July 21, 2011
Sir, Joseph Stiglitz, in “Now the central bank must act” July 21, makes a reference to “risk-adjusted interest rate”. That is good. I thought our 2001 Nobel Prize winner might have no idea of such concept. And I say that because of the following.
Stiglitz was the Chair of The Commission of Experts of the President of the UN General Assembly on Reforms of the International Monetary and Financial System. That Commission in its report of September 2009 and though finding that “Regulators need to be aware of distortions in capital allocation when provisioning and capital adequacy requirements do not accord well with actuarial risks”, fails to point out with sufficient clarity the odious and arbitrary discrimination present in bank regulations.

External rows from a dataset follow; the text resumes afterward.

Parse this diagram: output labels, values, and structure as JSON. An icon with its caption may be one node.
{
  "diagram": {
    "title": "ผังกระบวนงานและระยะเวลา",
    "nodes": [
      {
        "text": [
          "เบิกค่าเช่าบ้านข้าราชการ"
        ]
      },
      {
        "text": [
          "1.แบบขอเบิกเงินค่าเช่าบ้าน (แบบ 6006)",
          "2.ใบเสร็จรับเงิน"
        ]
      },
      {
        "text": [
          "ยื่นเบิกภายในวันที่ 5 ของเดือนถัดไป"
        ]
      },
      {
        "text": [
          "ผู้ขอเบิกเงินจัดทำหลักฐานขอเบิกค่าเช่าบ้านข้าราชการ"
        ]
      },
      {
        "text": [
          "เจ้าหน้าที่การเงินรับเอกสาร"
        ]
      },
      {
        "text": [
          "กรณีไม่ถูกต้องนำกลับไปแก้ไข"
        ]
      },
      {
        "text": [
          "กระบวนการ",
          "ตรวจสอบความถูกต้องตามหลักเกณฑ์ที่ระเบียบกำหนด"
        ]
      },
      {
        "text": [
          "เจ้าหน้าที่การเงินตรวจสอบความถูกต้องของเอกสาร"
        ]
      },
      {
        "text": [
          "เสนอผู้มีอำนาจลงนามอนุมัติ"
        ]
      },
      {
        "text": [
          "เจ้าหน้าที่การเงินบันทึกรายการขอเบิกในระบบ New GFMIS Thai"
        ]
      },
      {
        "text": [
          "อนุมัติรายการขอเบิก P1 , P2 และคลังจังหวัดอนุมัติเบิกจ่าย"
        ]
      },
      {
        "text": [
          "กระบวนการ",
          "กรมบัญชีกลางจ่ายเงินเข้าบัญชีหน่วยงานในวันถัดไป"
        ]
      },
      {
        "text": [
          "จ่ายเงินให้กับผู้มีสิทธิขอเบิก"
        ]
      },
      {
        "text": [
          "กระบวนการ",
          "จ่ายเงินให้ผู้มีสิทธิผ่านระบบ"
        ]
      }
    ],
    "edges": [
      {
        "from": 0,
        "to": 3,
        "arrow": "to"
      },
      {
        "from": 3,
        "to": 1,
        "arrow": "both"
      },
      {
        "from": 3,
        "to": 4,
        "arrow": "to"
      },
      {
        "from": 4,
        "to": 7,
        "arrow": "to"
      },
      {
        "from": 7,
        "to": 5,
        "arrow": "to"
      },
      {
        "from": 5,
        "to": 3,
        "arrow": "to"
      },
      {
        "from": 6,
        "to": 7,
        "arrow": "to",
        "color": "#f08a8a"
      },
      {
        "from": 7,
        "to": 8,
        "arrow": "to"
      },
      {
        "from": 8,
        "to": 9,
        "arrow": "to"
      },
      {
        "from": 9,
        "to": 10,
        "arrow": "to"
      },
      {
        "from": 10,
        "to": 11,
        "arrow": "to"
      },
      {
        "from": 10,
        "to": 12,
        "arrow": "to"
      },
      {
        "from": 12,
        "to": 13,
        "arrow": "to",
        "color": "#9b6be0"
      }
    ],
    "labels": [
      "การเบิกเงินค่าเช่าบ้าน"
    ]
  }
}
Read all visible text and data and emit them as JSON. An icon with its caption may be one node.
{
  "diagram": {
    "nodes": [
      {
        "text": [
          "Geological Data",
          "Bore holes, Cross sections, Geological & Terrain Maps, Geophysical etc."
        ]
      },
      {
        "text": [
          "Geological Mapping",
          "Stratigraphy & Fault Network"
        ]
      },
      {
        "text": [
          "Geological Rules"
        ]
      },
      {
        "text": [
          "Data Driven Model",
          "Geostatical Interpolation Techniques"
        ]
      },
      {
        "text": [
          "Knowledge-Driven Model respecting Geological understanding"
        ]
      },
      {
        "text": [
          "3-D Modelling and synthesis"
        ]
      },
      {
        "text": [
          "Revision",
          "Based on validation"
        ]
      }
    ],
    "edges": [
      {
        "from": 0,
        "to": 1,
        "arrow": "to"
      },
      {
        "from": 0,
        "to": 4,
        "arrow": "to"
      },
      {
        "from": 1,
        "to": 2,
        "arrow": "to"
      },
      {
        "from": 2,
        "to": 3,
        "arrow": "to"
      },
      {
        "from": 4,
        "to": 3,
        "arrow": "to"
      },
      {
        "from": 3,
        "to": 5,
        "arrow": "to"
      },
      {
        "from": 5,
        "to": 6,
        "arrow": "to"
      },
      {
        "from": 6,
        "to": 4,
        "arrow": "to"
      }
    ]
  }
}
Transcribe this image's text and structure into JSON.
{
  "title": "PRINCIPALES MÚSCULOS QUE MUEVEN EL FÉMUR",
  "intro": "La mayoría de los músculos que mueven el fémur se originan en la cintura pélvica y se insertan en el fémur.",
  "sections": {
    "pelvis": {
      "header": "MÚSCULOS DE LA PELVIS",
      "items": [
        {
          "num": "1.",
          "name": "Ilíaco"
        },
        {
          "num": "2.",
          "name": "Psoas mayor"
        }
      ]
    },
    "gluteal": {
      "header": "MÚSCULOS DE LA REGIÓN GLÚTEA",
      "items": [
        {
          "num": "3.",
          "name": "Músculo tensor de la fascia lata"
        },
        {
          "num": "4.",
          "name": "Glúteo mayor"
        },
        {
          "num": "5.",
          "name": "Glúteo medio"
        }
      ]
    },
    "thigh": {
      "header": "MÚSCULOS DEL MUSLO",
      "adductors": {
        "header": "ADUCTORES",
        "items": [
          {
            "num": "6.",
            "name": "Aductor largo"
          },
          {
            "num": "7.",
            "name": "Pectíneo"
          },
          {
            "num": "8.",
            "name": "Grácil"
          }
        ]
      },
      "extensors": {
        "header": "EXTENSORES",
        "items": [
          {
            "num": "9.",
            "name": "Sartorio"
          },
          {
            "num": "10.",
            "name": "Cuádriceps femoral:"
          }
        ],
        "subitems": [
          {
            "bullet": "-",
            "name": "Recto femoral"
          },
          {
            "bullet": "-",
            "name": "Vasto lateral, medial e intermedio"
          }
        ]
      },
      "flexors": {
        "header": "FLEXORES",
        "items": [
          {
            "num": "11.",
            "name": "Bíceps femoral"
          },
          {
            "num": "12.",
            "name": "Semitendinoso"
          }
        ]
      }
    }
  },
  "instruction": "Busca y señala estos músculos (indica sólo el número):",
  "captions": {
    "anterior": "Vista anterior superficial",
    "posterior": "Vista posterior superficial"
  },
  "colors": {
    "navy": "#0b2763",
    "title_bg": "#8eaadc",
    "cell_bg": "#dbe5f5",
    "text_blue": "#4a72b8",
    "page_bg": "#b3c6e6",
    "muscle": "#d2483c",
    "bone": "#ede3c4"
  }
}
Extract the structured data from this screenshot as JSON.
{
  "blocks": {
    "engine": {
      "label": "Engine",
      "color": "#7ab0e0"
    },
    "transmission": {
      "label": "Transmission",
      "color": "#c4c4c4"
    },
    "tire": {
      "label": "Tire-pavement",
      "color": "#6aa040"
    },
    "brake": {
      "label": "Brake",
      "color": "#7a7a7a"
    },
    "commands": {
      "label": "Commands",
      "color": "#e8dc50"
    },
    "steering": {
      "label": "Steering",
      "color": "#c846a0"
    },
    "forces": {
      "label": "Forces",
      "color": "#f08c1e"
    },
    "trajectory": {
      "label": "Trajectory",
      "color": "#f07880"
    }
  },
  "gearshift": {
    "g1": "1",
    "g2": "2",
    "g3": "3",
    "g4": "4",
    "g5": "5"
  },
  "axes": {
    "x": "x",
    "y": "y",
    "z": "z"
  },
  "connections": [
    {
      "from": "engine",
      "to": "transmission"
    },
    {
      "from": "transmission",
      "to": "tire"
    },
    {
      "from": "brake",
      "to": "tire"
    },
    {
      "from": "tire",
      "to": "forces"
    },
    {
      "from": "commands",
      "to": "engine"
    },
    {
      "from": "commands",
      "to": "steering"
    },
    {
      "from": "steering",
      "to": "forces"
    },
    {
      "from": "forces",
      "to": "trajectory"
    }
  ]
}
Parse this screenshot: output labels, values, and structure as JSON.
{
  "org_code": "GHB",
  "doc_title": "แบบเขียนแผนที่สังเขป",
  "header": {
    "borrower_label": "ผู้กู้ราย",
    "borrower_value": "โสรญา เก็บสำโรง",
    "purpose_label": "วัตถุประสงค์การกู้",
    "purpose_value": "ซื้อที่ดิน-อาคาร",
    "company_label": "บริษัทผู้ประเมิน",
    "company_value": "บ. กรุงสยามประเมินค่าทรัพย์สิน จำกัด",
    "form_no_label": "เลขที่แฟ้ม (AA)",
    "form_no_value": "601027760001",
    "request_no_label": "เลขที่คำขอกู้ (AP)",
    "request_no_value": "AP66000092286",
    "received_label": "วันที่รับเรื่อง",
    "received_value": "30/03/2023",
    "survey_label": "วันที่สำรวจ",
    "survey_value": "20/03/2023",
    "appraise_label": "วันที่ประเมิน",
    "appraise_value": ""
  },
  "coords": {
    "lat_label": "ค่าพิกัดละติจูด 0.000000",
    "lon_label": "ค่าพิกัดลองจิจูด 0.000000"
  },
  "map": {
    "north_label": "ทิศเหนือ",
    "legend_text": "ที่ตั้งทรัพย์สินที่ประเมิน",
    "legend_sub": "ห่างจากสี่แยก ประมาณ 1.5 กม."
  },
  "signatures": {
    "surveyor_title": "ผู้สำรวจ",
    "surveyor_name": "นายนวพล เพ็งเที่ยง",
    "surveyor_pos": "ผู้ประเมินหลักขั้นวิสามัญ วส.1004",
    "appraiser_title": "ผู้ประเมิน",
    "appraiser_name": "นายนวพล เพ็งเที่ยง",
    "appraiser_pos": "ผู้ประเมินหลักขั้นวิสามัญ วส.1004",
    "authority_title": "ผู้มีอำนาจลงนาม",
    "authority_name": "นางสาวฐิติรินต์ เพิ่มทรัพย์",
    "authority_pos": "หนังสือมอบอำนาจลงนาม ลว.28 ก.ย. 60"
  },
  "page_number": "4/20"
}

According to Basel II, when $1 in risk adjusted interest rate is paid by highly rated sovereigns or a triple-A rated client, it can be leveraged on bank equity 62.5 to 1, while the same $1 in risk adjusted interest rate, when paid by less well rated sovereigns or “risky” small businesses and entrepreneurs, is only authorized to leverage bank equity 12.5 times to 1. It is inexplicable that regulators could find some risk adjusted interest rates are five times as good as others.
The consequences of such regulatory madness, something which by the way is still going on, is to drive the banks excessively into the arms of what is ex-ante perceived as not-risky and away from what is perceived as risky; and that is why banks have drowned in exposure to triple-A rated instruments and “strong” sovereigns, and that is why bank lending to not so well rated sovereigns, small businesses and entrepreneurs, is either drying up completely or has to be done with much higher compensating interest rates. And that is plain crazy!
The “risky” must unite! Their risk-adjusted dollars should be worth just as much as others’.